/ 1 April 2011

Different strokes for Bearded Folk?

Different Strokes For Bearded Folk?

The justice department, when it comes to matters of the Bearded Folk, has the patience of Job.

The deadline for comments on the Muslim Marriages Bill has been extended — again. It’s not that “maximum participation” isn’t admirable, but the first draft was published over a decade ago.

The department, and indeed the Cabinet, don’t seem to know who they are dealing with here. Monotheists love “consultation”. It’s God-speak for dragging things out. After all, one of the explosive proposals contained in this Bill is giving equal rights to women.

It took two years for a similar form of remedial legislation, the Recognition of African Customary Marriages Act, to pass into the statute books. And yet a law with consequences for a relatively tiny fraction of the population has taken more than a decade to craft.

Consultation has its limits. The consensus the department seeks is probably utopian. Just when things seem to be on the right track, some Muslim fringe group will drag the debate back to the beginning. Given their proclivity for debates over whether water is halaal or not, or the best sharia punishment for cartoonists, such foot-dragging should come as no surprise.

What is surprising is that the state panders to groups who keep shifting the goalposts, crying foul and yelling abuse from the sidelines — while much time and vast sums of money are spent on costly litigation every time a Muslim woman has to turn to the courts to enforce her rights to her children, to be fed and clothed, or to leave her husband.

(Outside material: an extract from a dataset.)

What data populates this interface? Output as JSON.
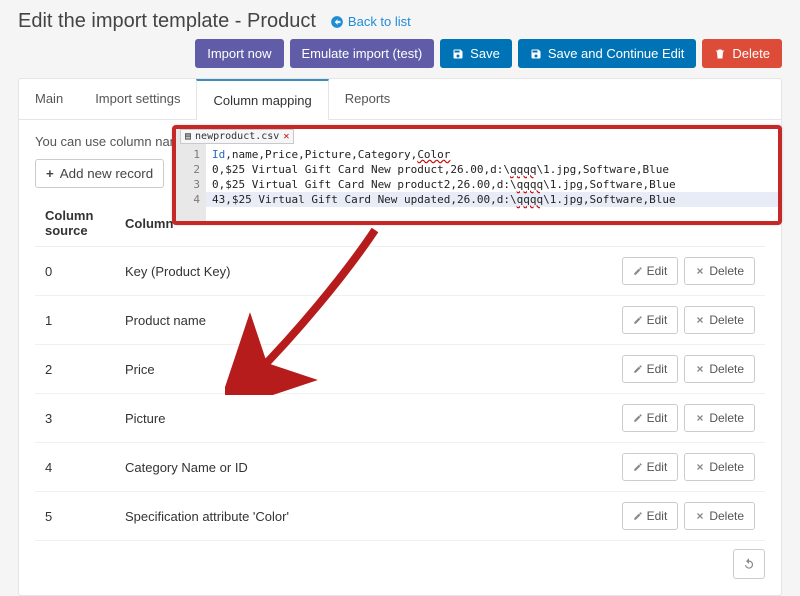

Despite wide consultation, and the Bill’s egalitarian implications, the most worrying aspect of it is that it unintentionally vests ultimate authority over Muslim women’s and child­ren’s lives in the clergy. It is they who will rubber-stamp the credentials of the marriage officer. In matters of Muslim religion there is no escaping the clergy. And in a faith where interpretation is linked to fluency in a foreign language (Arabic), Muslim marriages will be micromanaged forever.

The only way to ensure women aren’t short-changed by Muslim law is to educate them about antenuptial contracts. Accompanying civil ceremonies for Muslim marriages should be compulsory. The state, not the Beaded Folk, is best suited to be — and should be — the ultimate guardian and defender of women’s rights.